Nice: gouden gat in tuurkooizen hemel

Het was toch maar tien jaar lang dat Louis Couperus met zijn vrouw in Nice woonde, van 1900 tot 1910. In die tijd schreef hij twee van zijn mooiste romans: de lijvige bundel van De boeken der kleine zielen en Van oude mensen, die dingen die voorbijgaan. Je zou verwachten dat Nice, of althans de Franse Riviera, er uitgebreid in wordt beschreven. Niets is minder waar. In de Kleine zielen komt op bladzijde zoveel de heldin, Constance van der Welcke, vol verhalen terug van een séjour in Nice. Ze weet niets beters dan te vertellen van soirées bij aristocratische villégiateurs (deftig woord voor vacanciers) in hun villa’s aan de Côte. Al met al weinig schilderachtig. Nee, voor zover ik heb kunnen nagaan bevat Couperus’ romaneske oeuvre maar één enkele omschrijving van Nice en omgeving – een tiental zinnen, meer niet. Ze komen voor in Van oude mensen.

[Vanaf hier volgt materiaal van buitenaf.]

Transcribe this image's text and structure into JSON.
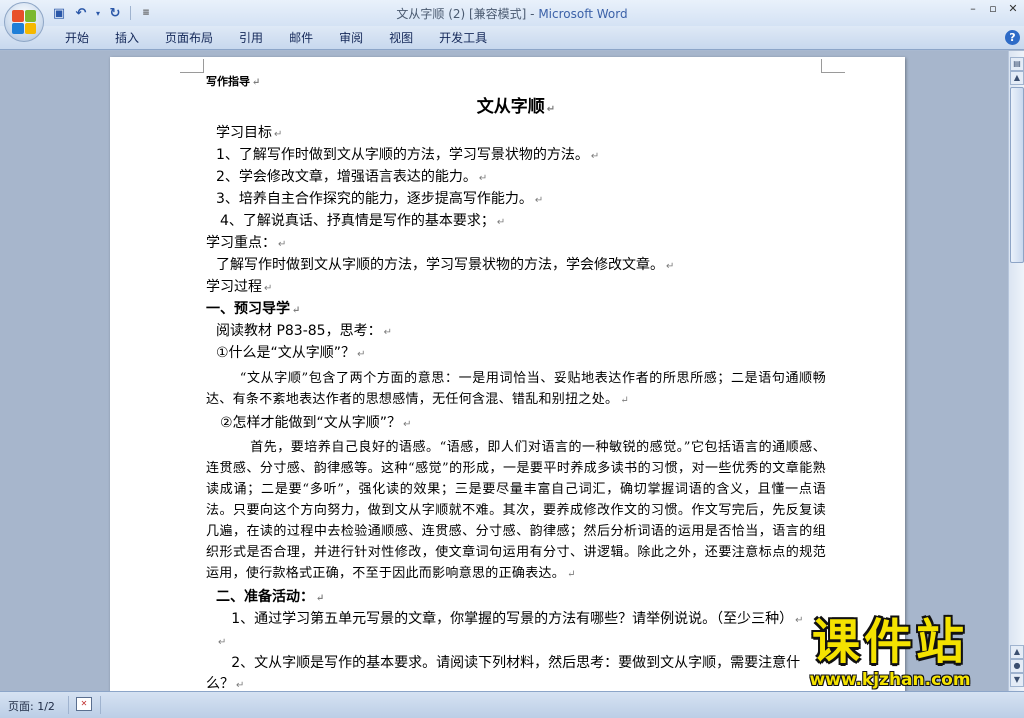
{
  "window": {
    "title_doc": "文从字顺 (2) [兼容模式] - ",
    "title_app": "Microsoft Word"
  },
  "ribbon": {
    "tabs": [
      "开始",
      "插入",
      "页面布局",
      "引用",
      "邮件",
      "审阅",
      "视图",
      "开发工具"
    ]
  },
  "document": {
    "section_label": "写作指导",
    "title": "文从字顺",
    "lines": {
      "goals_head": "学习目标",
      "goal1": "1、了解写作时做到文从字顺的方法，学习写景状物的方法。",
      "goal2": "2、学会修改文章，增强语言表达的能力。",
      "goal3": "3、培养自主合作探究的能力，逐步提高写作能力。",
      "goal4": "4、了解说真话、抒真情是写作的基本要求；",
      "focus_head": "学习重点：",
      "focus": "了解写作时做到文从字顺的方法，学习写景状物的方法，学会修改文章。",
      "process_head": "学习过程",
      "part1": "一、预习导学",
      "read": "阅读教材 P83-85，思考：",
      "q1": "①什么是“文从字顺”？",
      "a1": "“文从字顺”包含了两个方面的意思：一是用词恰当、妥贴地表达作者的所思所感；二是语句通顺畅达、有条不紊地表达作者的思想感情，无任何含混、错乱和别扭之处。",
      "q2": "②怎样才能做到“文从字顺”？",
      "a2": "首先，要培养自己良好的语感。“语感，即人们对语言的一种敏锐的感觉。”它包括语言的通顺感、连贯感、分寸感、韵律感等。这种“感觉”的形成，一是要平时养成多读书的习惯，对一些优秀的文章能熟读成诵；二是要“多听”，强化读的效果；三是要尽量丰富自己词汇，确切掌握词语的含义，且懂一点语法。只要向这个方向努力，做到文从字顺就不难。其次，要养成修改作文的习惯。作文写完后，先反复读几遍，在读的过程中去检验通顺感、连贯感、分寸感、韵律感；然后分析词语的运用是否恰当，语言的组织形式是否合理，并进行针对性修改，使文章词句运用有分寸、讲逻辑。除此之外，还要注意标点的规范运用，使行款格式正确，不至于因此而影响意思的正确表达。",
      "part2": "二、准备活动：",
      "task1": "1、通过学习第五单元写景的文章，你掌握的写景的方法有哪些？请举例说说。（至少三种）",
      "task2": "2、文从字顺是写作的基本要求。请阅读下列材料，然后思考：要做到文从字顺，需要注意什么？"
    },
    "para_mark": "↵"
  },
  "status": {
    "page": "页面: 1/2"
  },
  "watermark": {
    "big": "课件站",
    "url": "www.kjzhan.com"
  }
}
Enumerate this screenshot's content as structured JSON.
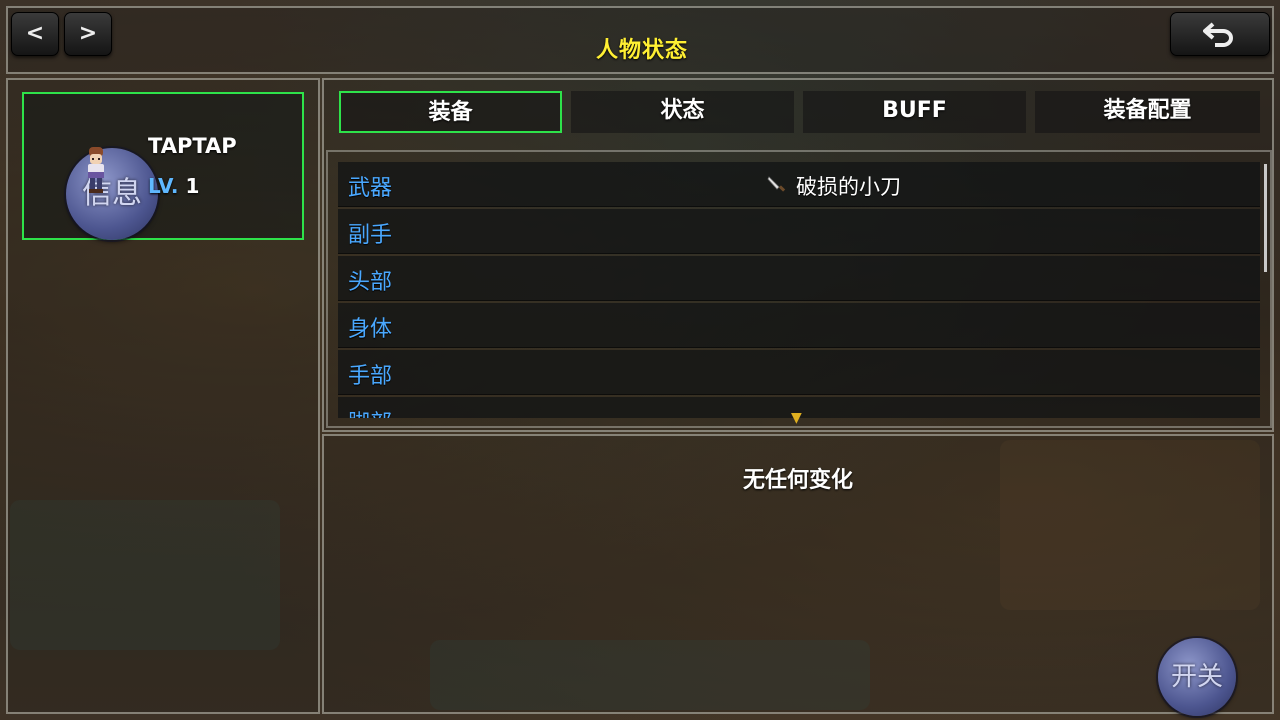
{
  "header": {
    "title": "人物状态",
    "prev_label": "<",
    "next_label": ">",
    "back_icon": "undo-arrow-icon"
  },
  "character": {
    "name": "TAPTAP",
    "level_prefix": "LV.",
    "level_value": "1",
    "info_button_label": "信息"
  },
  "tabs": [
    {
      "label": "装备",
      "active": true
    },
    {
      "label": "状态",
      "active": false
    },
    {
      "label": "BUFF",
      "active": false
    },
    {
      "label": "装备配置",
      "active": false
    }
  ],
  "equipment_slots": [
    {
      "slot": "武器",
      "item": "破损的小刀",
      "item_icon": "knife-icon"
    },
    {
      "slot": "副手",
      "item": ""
    },
    {
      "slot": "头部",
      "item": ""
    },
    {
      "slot": "身体",
      "item": ""
    },
    {
      "slot": "手部",
      "item": ""
    },
    {
      "slot": "脚部",
      "item": ""
    }
  ],
  "detail_panel": {
    "text": "无任何变化"
  },
  "toggle_button_label": "开关",
  "colors": {
    "title": "#ffef33",
    "active_border": "#2ee24a",
    "slot_label": "#4aa8ff",
    "level_label": "#5fb8ff"
  }
}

Vegen van een opdriftigende mistral
We leven in de maand oktober. De hoofdpersoon, Charles Pauws – in de wandel Lot – en zijn bruid Elly zijn zojuist vanuit een kil en mistig Den Haag in Nice aangekomen, waar ze een hotelkamer hebben betrokken met uitzicht op zee. De ramen stonden open, en in een hevige lichtstroom van de zon metaalkleurde donker de zee en rimpelde onder de brutale vegen van een opdriftigende mistral. Ik zie het voor me, want zo is het. Ik kan het weten, ik woon in Nice. Couperus vervolgt: … de gloed van de zon, het verdiepende turkoois van de lucht en het al meer en meer overschuimvlokte staal van de zee bedwelmden beiden… Met sterke rukken stak op de wind en veegde wat wazig nog huiverde weg met zijn strafbrutale liefkozing van mannelijkheid. Gloeiende goot de zon zijn stroom, als uit een gouden gat in turkooizen hemel. Ja, prachtig!
Een lichte maaltijd met champagne
En dan de invloed die deze harde zonnigheid en dat haast verblindende licht, door de zee weerkaatst, op de nieuwaangekomen gasten uitoefent, terwijl ze voor het open venster zich aan een lichte maaltijd, met champagne, tegoed doen: Daar zaten zij, bedwelmd… Een rust, maar een matheid tegelijkertijd, vloeide hun door, als in een overgave aan de krachten des levens, die waren zo woelig, en zo heftig en zo goud van glans en sanguinisch brutaal. Het klopt, het licht hier, in Nice, heeft iets onverbiddelijks. Noorderlingen zijn hier als pissebedden die de tegel missen waaronder ze wriemelden. De tegel is plotseling weggehaald.
Gloed in het leven, en jeugd
Geven we tenslotte Charles Pauws – of Lot – zelf het woord. Het is intussen avond geworden: Kijk, die bergen daar paars gaan purperen… Daar komen al de eerste sterren, het is alsof de zee heel kalm wordt, en de wind nu rustig slaapt, aan haar blauwe borst. Dit is prachtig, die weelde van leven, van liefde, van levenskleur, die zich zo purper dempt in de nacht. De frisse adem van die krachtige wind, die nu slaapt… Hoe anders dan de huilwind van ons Noorden, die zo luguber giert… O, ik zeg niets kwaad van mijn land, maar nu voel ik weer, na maanden, dat ik vrij adem, en dat er gloed in het leven is en jeugd, en jeugd, en jeugd! Eerst bedwelmt je dat, nu wen ik al aan al die dronkenschap.
Toen ik in Nice kwam wonen, zei iemand me dat de mensen er vaak een beetje ‘gek’ worden. Ben ik al ‘gek’ geworden? Of ‘dronken’?